Noicattaro. Premio Nobel ad Anna Lasorella (13)

 

Ancora una volta un’eccellenza nojana porta orgoglio al nostro paese, ancora una volta una personalità del campo scientifico che si distingue come pochi nel ramo della ricerca e della sperimentazione. Parliamo della nostra concittadina, la dott.ssa Anna Lasorella.

Poco meno di un anno fa la pediatra, esperta di tumori celebrali, fu ospite di una serata organizzata dall’Azione Cattolica della parrocchia S. Maria del Carmine e venne intervistata dai nostri microfoni sui suoi studi che ormai da anni porta avanti presso l’Università americana della Columbia, insieme ad un’equipe specializzata e al marito Antonio Iavarone - anche lui pediatra - con i quali ha scoperto l’Huwe1, uno dei geni coinvolto nello sviluppo e nella crescita delle cellule staminali tumorali.

A distanza di poco meno di un anno, Anna e suo marito sono i protagonisti di un altro strabiliante successo: il 6 Gennaio scorso, sulla rivista Nature, è stato pubblicato il loro ultimo studio riguardante una nuova proteina coinvolta nella crescita e nella riproduzione incontrollata delle cellule staminali cancerogene che generano il glioblastoma.

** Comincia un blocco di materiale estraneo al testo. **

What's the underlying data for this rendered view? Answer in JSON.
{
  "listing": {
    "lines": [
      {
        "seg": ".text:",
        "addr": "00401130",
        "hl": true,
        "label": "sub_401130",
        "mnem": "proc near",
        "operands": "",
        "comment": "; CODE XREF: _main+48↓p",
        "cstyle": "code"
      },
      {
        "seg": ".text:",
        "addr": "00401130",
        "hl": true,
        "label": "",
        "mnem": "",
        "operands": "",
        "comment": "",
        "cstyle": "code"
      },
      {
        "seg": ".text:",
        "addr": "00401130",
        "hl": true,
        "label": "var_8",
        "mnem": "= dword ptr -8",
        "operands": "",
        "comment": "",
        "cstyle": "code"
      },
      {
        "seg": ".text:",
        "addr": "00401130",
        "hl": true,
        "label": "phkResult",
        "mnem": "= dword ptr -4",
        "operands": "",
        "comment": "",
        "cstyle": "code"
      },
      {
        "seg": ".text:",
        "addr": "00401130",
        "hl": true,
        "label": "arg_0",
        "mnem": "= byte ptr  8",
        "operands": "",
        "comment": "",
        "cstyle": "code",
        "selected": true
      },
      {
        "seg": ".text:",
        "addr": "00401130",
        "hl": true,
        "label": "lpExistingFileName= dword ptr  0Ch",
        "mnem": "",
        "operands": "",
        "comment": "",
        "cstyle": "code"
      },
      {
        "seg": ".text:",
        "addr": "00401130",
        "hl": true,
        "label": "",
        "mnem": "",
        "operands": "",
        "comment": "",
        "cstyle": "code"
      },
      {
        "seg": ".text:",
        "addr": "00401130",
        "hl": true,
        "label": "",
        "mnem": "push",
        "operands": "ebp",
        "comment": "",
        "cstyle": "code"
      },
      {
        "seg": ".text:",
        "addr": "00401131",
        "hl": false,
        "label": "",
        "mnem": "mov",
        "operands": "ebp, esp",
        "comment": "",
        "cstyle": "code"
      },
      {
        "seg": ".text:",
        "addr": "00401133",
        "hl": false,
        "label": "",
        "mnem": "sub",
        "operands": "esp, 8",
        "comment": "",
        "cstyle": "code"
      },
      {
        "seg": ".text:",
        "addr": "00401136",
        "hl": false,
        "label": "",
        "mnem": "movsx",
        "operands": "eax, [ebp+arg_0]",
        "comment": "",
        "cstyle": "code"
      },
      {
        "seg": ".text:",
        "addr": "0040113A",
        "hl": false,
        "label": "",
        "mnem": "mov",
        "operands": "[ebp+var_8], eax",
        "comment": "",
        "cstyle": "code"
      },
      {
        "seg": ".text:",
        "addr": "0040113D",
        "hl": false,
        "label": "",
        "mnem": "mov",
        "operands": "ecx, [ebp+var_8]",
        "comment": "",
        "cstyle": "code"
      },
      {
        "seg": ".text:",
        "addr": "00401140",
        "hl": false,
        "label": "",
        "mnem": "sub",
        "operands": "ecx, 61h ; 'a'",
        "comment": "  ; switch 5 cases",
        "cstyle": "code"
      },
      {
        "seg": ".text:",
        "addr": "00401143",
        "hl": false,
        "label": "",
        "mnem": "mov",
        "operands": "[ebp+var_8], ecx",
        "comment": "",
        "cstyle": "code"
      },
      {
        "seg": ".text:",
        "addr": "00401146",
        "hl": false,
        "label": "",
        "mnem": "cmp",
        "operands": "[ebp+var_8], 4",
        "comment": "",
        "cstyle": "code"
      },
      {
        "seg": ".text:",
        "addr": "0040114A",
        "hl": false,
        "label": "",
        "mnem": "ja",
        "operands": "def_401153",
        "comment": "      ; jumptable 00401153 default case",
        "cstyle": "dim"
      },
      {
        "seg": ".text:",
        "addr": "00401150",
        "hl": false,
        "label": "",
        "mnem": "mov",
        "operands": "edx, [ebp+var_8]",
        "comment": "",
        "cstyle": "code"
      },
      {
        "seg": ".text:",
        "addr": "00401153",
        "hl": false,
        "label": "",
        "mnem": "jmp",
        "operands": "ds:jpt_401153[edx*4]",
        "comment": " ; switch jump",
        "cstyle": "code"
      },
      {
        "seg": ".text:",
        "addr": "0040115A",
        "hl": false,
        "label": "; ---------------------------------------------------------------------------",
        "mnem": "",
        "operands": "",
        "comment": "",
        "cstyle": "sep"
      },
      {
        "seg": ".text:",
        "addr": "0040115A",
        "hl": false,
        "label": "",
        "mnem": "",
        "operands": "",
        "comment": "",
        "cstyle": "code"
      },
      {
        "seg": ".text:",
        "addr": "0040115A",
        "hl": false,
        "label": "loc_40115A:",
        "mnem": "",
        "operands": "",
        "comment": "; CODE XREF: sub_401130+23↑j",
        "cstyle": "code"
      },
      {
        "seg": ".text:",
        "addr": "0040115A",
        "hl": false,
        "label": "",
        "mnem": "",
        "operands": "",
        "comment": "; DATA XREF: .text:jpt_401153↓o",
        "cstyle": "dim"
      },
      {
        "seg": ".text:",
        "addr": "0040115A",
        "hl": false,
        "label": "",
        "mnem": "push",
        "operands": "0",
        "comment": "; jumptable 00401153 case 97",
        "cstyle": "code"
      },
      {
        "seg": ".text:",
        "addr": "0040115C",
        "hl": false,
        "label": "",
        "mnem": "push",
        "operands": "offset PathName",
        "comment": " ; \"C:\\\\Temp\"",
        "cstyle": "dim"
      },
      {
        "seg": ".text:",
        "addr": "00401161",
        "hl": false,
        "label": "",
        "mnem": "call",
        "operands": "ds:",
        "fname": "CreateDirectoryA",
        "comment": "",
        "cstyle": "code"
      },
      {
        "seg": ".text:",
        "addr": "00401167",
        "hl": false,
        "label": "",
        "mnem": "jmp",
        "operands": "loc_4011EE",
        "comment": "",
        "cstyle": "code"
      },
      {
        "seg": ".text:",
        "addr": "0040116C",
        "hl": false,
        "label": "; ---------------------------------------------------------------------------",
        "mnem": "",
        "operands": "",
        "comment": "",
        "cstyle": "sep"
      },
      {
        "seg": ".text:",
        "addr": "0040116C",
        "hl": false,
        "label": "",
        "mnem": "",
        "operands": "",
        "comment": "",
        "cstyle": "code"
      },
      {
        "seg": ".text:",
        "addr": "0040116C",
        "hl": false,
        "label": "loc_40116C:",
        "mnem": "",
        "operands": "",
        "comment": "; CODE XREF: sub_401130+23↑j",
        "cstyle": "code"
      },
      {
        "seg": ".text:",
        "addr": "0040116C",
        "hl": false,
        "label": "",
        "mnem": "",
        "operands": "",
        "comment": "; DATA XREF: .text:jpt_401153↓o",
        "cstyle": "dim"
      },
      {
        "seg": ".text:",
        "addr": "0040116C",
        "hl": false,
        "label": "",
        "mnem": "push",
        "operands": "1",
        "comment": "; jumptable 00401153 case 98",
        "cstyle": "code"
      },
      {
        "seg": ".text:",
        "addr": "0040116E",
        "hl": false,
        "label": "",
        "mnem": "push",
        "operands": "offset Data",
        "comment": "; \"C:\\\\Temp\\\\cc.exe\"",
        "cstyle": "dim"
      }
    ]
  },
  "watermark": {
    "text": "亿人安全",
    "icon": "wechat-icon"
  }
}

L’ID2 - così è stata designata la proteina - risulta essere immune ai trattamenti chemioterapici e per questo motivo tale tipologia tumorale risulta ancora difficile da sconfiggere. Sconfiggere un nemico è possibile solo quando si conoscono tutti i suoi punti deboli, e per questo lo studio di Anna Lasorella risulta essere così importante.

“I meccanismi che mantengono le cellule staminali del cancro - si evince dall’abstract dell’articolo - sono cruciali per la progressione del tumore. La proteina ID2 supporta le caratteristiche del cancro, tra cui lo stato di indifferenziazione delle cellule staminali, e il nostro studio ha stabilito che l’ID2 rimane attiva a causa della ridotta concentrazione di ossigeno nella massa tumorale. La sua disattivazione potrebbe influire sullo sviluppo del tumore”.

È il punto di partenza per l’ideazione di nuove cure più promettenti, ma la strada è ancora lunga e auguriamo ad Anna Lasorella e a suo marito che il loro lavoro continui a procedere spedito.

L’amaro in bocca rimane, se pensiamo che per poter realizzare tutto questo, la coppia di ricercatori abbia dovuto abbandonare l’Italia, emigrando negli USA.

“Li cercano chi è bravo - ha dichiarato la dottoressa in una precedente intervista rilasciata alla Gazzetta del Mezzogiorno - e l’Italia è indietro per questo motivo, oltre che per la mancanza di finanziamenti. Bisogna investire risorse economiche e umane, lasciando spazio alle menti più brillanti, premiando chi più merita”.

Nonostante tutto la dott.ssa Anna Lasorella continua ad essere molto attaccata al suo paese e torna a Noicattaro ben volentieri; qui ormai è diventata, per molti giovani universitari, un modello da seguire.

La sua determinazione è un incoraggiamento a non porsi limiti di spazio e di tempo e a conseguire i propri obiettivi.


[da La Voce del Paese del 16 Gennaio]

Commenti 

 
#1 vercingetorige 2016-01-22 14:03
vai avanti così, Anna. Hai fatto benissimo a lasciare l'Italia, dove vanno avanti solo chi ha coperture politiche. Quando vedo te, mi ricordo tuo fratello Vito, un mio carissimo amico. In Bocca al lupo a te e a tuo marito.